A Talk with the Prime Minister

One of my highlights at Davos this year was a closed meeting with the newly elected Canadian Prime Minister Justin Trudeau. We were with a small group of international civil society organisations from the field of human rights, rule of law and peace. The meeting was held under the Chatham House rule so I will not disclose what others or the PM said. Nothing in that rule however prevents me from telling you what I contributed.

Each time I am at Davos I marvel about how many great ideas for solving global and national challenges I come across. Poverty, education, health, and the environment: each of these domains is awash with great initiatives to make the world a better place. Fintech that will make banking much more accessible. Blockchain technology that will virtually eliminate corruption. Education robots (I interacted with one) that will make education much more widely available. Cheap satellites that will beam high bandwidth Internet to the remote places that governments don’t reach. And I could go on. What bothers me is how little thought is given to the justice infrastructure that is needed to support all those great ideas. A functioning justice system is either assumed to be there or seen as a relatively minor and manageable task that can be done at the end of the design phase. It is not (on both counts).

Having a functional justice system is not a given. With ‘functional’ I mean two things. Firstly it should be accessible and generally produce decisions that are seen as just and fair by most people. These procedures and decisions can vary enormously: from a court decision on a divorce or breach of contract, to a procedure that produces a fair election or a good law. Secondly, functional justice system must have the ability to continue to consistently renew and improve itself to produce procedures that provide the best value for society.

What different rules will be needed if banks and money become mobile phones? What will the blockchain technology mean for criminal procedures? What happens if everybody in the world has access to the Internet? Can our current employment dispute procedures handle massive changes on the labour markets? How well can ministries of justice, parliaments, judiciaries, and the other pistons of the engine that produces justice systems ensure that they adapt, renew, and continue to provide the best value for society.
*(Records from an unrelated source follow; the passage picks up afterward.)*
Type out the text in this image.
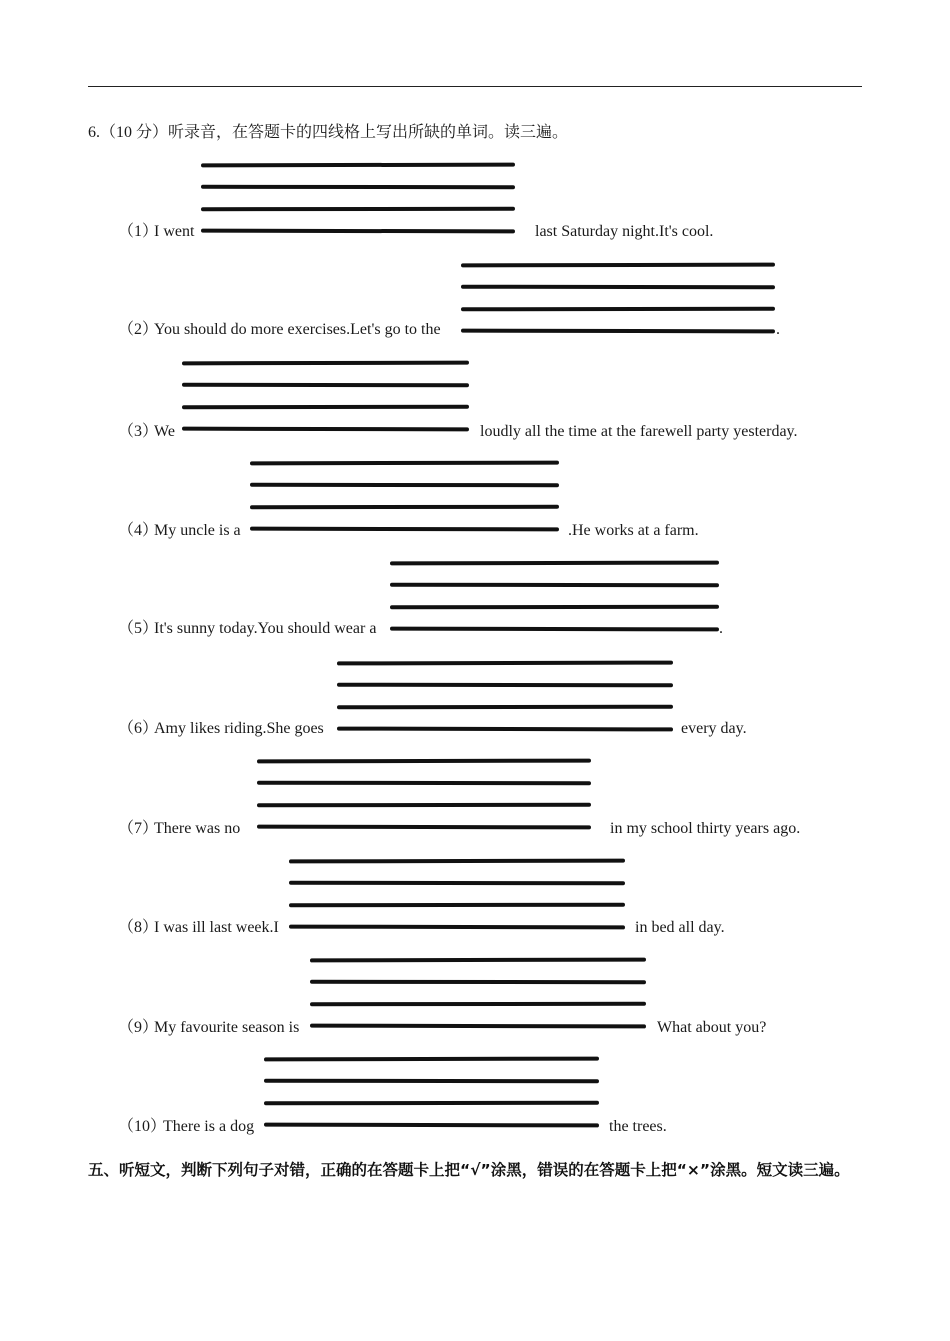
6.（10 分）听录音，在答题卡的四线格上写出所缺的单词。读三遍。
（1）
I went	last Saturday night.It's cool.
（2）
You should do more exercises.Let's go to the	.
（3）
We	loudly all the time at the farewell party yesterday.
（4）
My uncle is a	.He works at a farm.
（5）
It's sunny today.You should wear a	.
（6）
Amy likes riding.She goes	every day.
（7）
There was no	in my school thirty years ago.
（8）
I was ill last week.I	in bed all day.
（9）
My favourite season is	What about you?
（10）
There is a dog	the trees.
五、听短文，判断下列句子对错，正确的在答题卡上把“√”涂黑，错误的在答题卡上把“×”涂黑。短文读三遍。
Here’s what I shared with the Prime Minister: Canada has a huge contribution to make. There is a small group, to which HiiL Innovating Justice belongs, that is pushing governments, international organisations, and investors to build real innovation capacity into justice systems. Not because it’s fun, nice, or fashionable, but because it is badly needed. Our future stability and prosperity depends on it. Canada has a few amazing people and organisations who belong to that group. They should be made part of a renewed approach to rule of law development by CIDA. An approach that goes beyond training judges and providing technical assistance to draft laws, as almost all rule of law development organisations generally do. Some of the impressive organisations and people I’ve had the pleasure of working with on justice innovation include the Canadian Forum on Civil Justice, the ministry of justice of British Columbia, the Canadian Bar Association and its Equal Justice Initiative, and great thinkers like Gillian Hadfield (who will come out with a fabulous book on this issue aptly called Rules for a Flat World: Why Humans Invented Law and How to Reinvent it for a Complex Global Economy).

Some of the elements of this new approach to rule of law development approach must build include (notes I took from a workshop at the Overseas Development Institute):

  • Always be guided by problems, not institutions. Focus on problems on which there is some consensus. From problems, build terms of reference for solutions. Include a wide diversity of experts – not just lawyers. Look for best practices, but embed whatever is done in the environment where it has to work. Build a clever business case for your problem. But be careful. You can loose the original focus as you build the business case. So: keep in touch with the problem.
  • ‘Locally led’ is often an empty phrase. It means more than building ‘buy in’ or teaching civil society organisations to ‘hold government institutions to account’. You need local leaders; brokers who are also able to bring in government institutions. They connect and organize and drive multi-stakeholder conversations. They build constituencies for change.
  • Data is hugely important for knowing the problem, and for learning and acting on learning. This includes but is not limited to surveys. Radio shows, social media activity, are also important sources of information. This is not really used.
  • Justice is a risky sector to engage in. There is always the potential of doing harm. There are many actors. There are formal and informal ecosystems. All this limits the room for experimentation, which, at the same time, we need to effectively purposefully muddle. A key word in this approach is learning. This means: assure you can learn and communicate the learning.
  • Perspectives are not aligned. Donors want Big Programmes. It is said to save administrative costs. At the international level there is a tendency to lock into Big Targets (now Justice Goal 16 of the SDG’s). However: locally led is the opposite of donor driven. The challenge is how to support locally embedded actors to find solutions without being driving to solutions by the way money is being organised.
  • We don’t really have the budget rules, tender processes, logframes, and evaluation mechanisms to work in this way.

You’ll understand that I did not share all of this with the PM. Just the essence of it. I won’t disclose what he answered. But we do need the Canadians.